There are limitations to this study. First, the blood volume and processing requirements only allowed us to obtain 3 PBMC samples for intracellular TFV-DP quantification per subject. An increased number of samples per patient may have provided an improved estimate of an individual's intracellular TFV-DP pharmacokinetics. The long intracellular half-life of tenofovir suggests that the intracellular concentrations should be relatively stable over a dosing interval,32 however, such that 3 observations would be highly representative of overall exposure. Second, the degree to which intracellular TFV-DP concentrations in PBMCs reflect those in the renal proximal tubule cells is unknown. Third, the small number of variant carriers for some SNPs (particularly in SLC22A6) and the small sample size limited the statistical power of our genetic association study. We did not make adjustments for multiple comparisons, given the exploratory nature of the study, nor did we evaluate the influence of haplotypes on intracellular TFV-DP concentrations. Finally, this was a hypothesis-generating study, which retrospectively evaluated the association between 6 SNPs in the genes that encode for drug transporters relevant for tenofovir movement across cells and intracellular TFV-DP concentrations. The association between intracellular tenofovir pharmacokinetics and ABCC4 3463A>G genotype noted in this investigation requires confirmation in larger studies.33
In conclusion, we found relations between patient characteristics and intracellular concentrations of the pharmacologically active moiety of tenofovir.

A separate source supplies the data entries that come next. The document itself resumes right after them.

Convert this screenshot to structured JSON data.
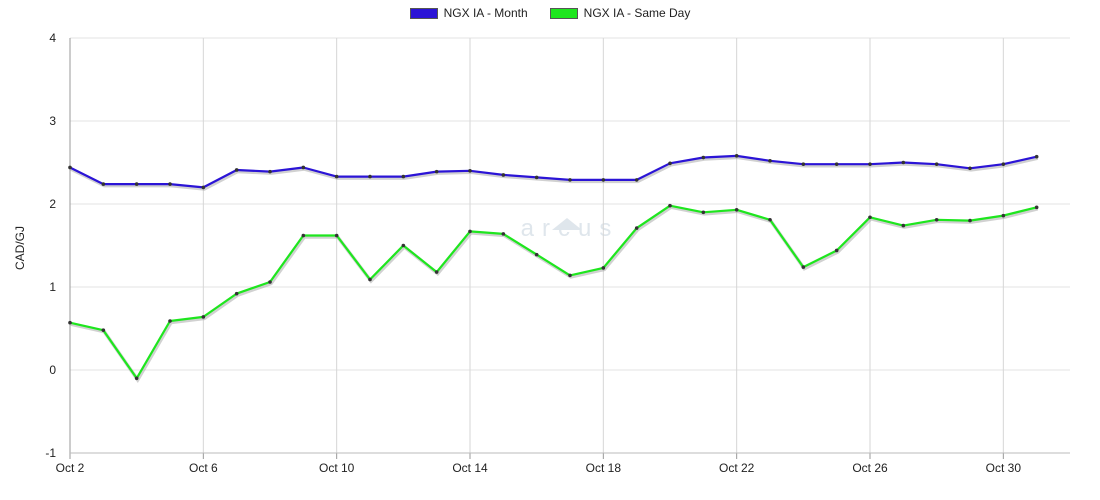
{
  "chart_data": {
    "type": "line",
    "ylabel": "CAD/GJ",
    "ylim": [
      -1,
      4
    ],
    "yticks": [
      "-1",
      "0",
      "1",
      "2",
      "3",
      "4"
    ],
    "x": [
      2,
      3,
      4,
      5,
      6,
      7,
      8,
      9,
      10,
      11,
      12,
      13,
      14,
      15,
      16,
      17,
      18,
      19,
      20,
      21,
      22,
      23,
      24,
      25,
      26,
      27,
      28,
      29,
      30,
      31
    ],
    "xticks": [
      {
        "day": 2,
        "label": "Oct 2"
      },
      {
        "day": 6,
        "label": "Oct 6"
      },
      {
        "day": 10,
        "label": "Oct 10"
      },
      {
        "day": 14,
        "label": "Oct 14"
      },
      {
        "day": 18,
        "label": "Oct 18"
      },
      {
        "day": 22,
        "label": "Oct 22"
      },
      {
        "day": 26,
        "label": "Oct 26"
      },
      {
        "day": 30,
        "label": "Oct 30"
      }
    ],
    "series": [
      {
        "name": "NGX IA - Month",
        "color": "#2b14d6",
        "values": [
          2.44,
          2.24,
          2.24,
          2.24,
          2.2,
          2.41,
          2.39,
          2.44,
          2.33,
          2.33,
          2.33,
          2.39,
          2.4,
          2.35,
          2.32,
          2.29,
          2.29,
          2.29,
          2.49,
          2.56,
          2.58,
          2.52,
          2.48,
          2.48,
          2.48,
          2.5,
          2.48,
          2.43,
          2.48,
          2.57
        ]
      },
      {
        "name": "NGX IA - Same Day",
        "color": "#1ee61e",
        "values": [
          0.57,
          0.48,
          -0.1,
          0.59,
          0.64,
          0.92,
          1.06,
          1.62,
          1.62,
          1.09,
          1.5,
          1.18,
          1.67,
          1.64,
          1.39,
          1.14,
          1.23,
          1.71,
          1.98,
          1.9,
          1.93,
          1.81,
          1.24,
          1.44,
          1.84,
          1.74,
          1.81,
          1.8,
          1.86,
          1.96
        ]
      }
    ],
    "grid": true,
    "legend_position": "top-center"
  },
  "watermark": {
    "text": "arcus",
    "color": "#dfe6ec"
  }
}
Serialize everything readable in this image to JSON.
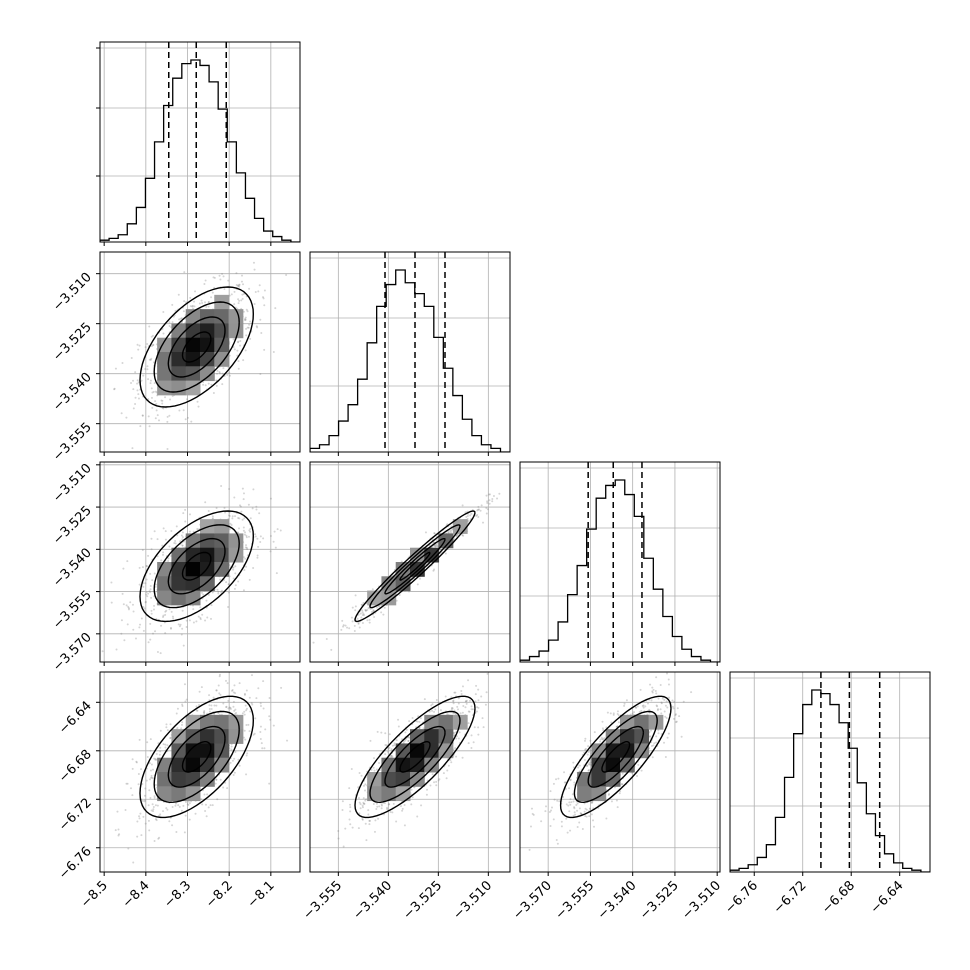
{
  "chart_data": {
    "type": "corner",
    "title": "",
    "variables": [
      {
        "ticks": [
          -8.5,
          -8.4,
          -8.3,
          -8.2,
          -8.1
        ],
        "tick_labels": [
          "−8.5",
          "−8.4",
          "−8.3",
          "−8.2",
          "−8.1"
        ],
        "range": [
          -8.51,
          -8.03
        ],
        "mean": -8.278,
        "sd": 0.068,
        "quantiles": [
          -8.345,
          -8.279,
          -8.207
        ],
        "hist": [
          1,
          2,
          4,
          10,
          19,
          35,
          55,
          75,
          90,
          98,
          100,
          97,
          88,
          73,
          55,
          38,
          24,
          13,
          6,
          3,
          1,
          0
        ]
      },
      {
        "ticks": [
          -3.555,
          -3.54,
          -3.525,
          -3.51
        ],
        "tick_labels": [
          "−3.555",
          "−3.540",
          "−3.525",
          "−3.510"
        ],
        "range": [
          -3.5635,
          -3.5035
        ],
        "mean": -3.532,
        "sd": 0.009,
        "quantiles": [
          -3.541,
          -3.532,
          -3.523
        ],
        "hist": [
          2,
          4,
          9,
          17,
          26,
          40,
          60,
          80,
          92,
          100,
          93,
          87,
          80,
          63,
          46,
          31,
          18,
          9,
          4,
          2,
          0
        ]
      },
      {
        "ticks": [
          -3.57,
          -3.555,
          -3.54,
          -3.525,
          -3.51
        ],
        "tick_labels": [
          "−3.570",
          "−3.555",
          "−3.540",
          "−3.525",
          "−3.510"
        ],
        "range": [
          -3.58,
          -3.509
        ],
        "mean": -3.546,
        "sd": 0.0098,
        "quantiles": [
          -3.5558,
          -3.5469,
          -3.5367
        ],
        "hist": [
          1,
          3,
          6,
          12,
          22,
          37,
          53,
          73,
          90,
          97,
          100,
          92,
          80,
          57,
          40,
          25,
          14,
          7,
          3,
          1,
          0
        ]
      },
      {
        "ticks": [
          -6.76,
          -6.72,
          -6.68,
          -6.64
        ],
        "tick_labels": [
          "−6.76",
          "−6.72",
          "−6.68",
          "−6.64"
        ],
        "range": [
          -6.78,
          -6.615
        ],
        "mean": -6.685,
        "sd": 0.025,
        "quantiles": [
          -6.705,
          -6.6815,
          -6.6565
        ],
        "hist": [
          1,
          2,
          4,
          8,
          15,
          30,
          52,
          76,
          92,
          100,
          98,
          92,
          82,
          68,
          49,
          32,
          20,
          10,
          5,
          2,
          1,
          0
        ]
      }
    ],
    "correlations": [
      [
        1.0,
        0.55,
        0.55,
        0.6
      ],
      [
        0.55,
        1.0,
        0.97,
        0.8
      ],
      [
        0.55,
        0.97,
        1.0,
        0.8
      ],
      [
        0.6,
        0.8,
        0.8,
        1.0
      ]
    ],
    "histogram_style": "step",
    "quantile_lines": "dashed",
    "contour_levels": [
      0.5,
      1.0,
      1.5,
      2.0
    ],
    "grid": true,
    "colors": {
      "line": "#000000",
      "grid": "#b0b0b0",
      "points": "#888888",
      "axis": "#000000"
    }
  }
}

These data provide the scientific basis for prospective investigations to elucidate the contribution of decreased renal function and ABCC4 genotype to systemic and intracellular tenofovir pharmacokinetics and the safety and efficacy of this drug.
The authors acknowledge the study participants, the University of Colorado Hospital General Clinical Research Center, and Pamela Wolfe, MS.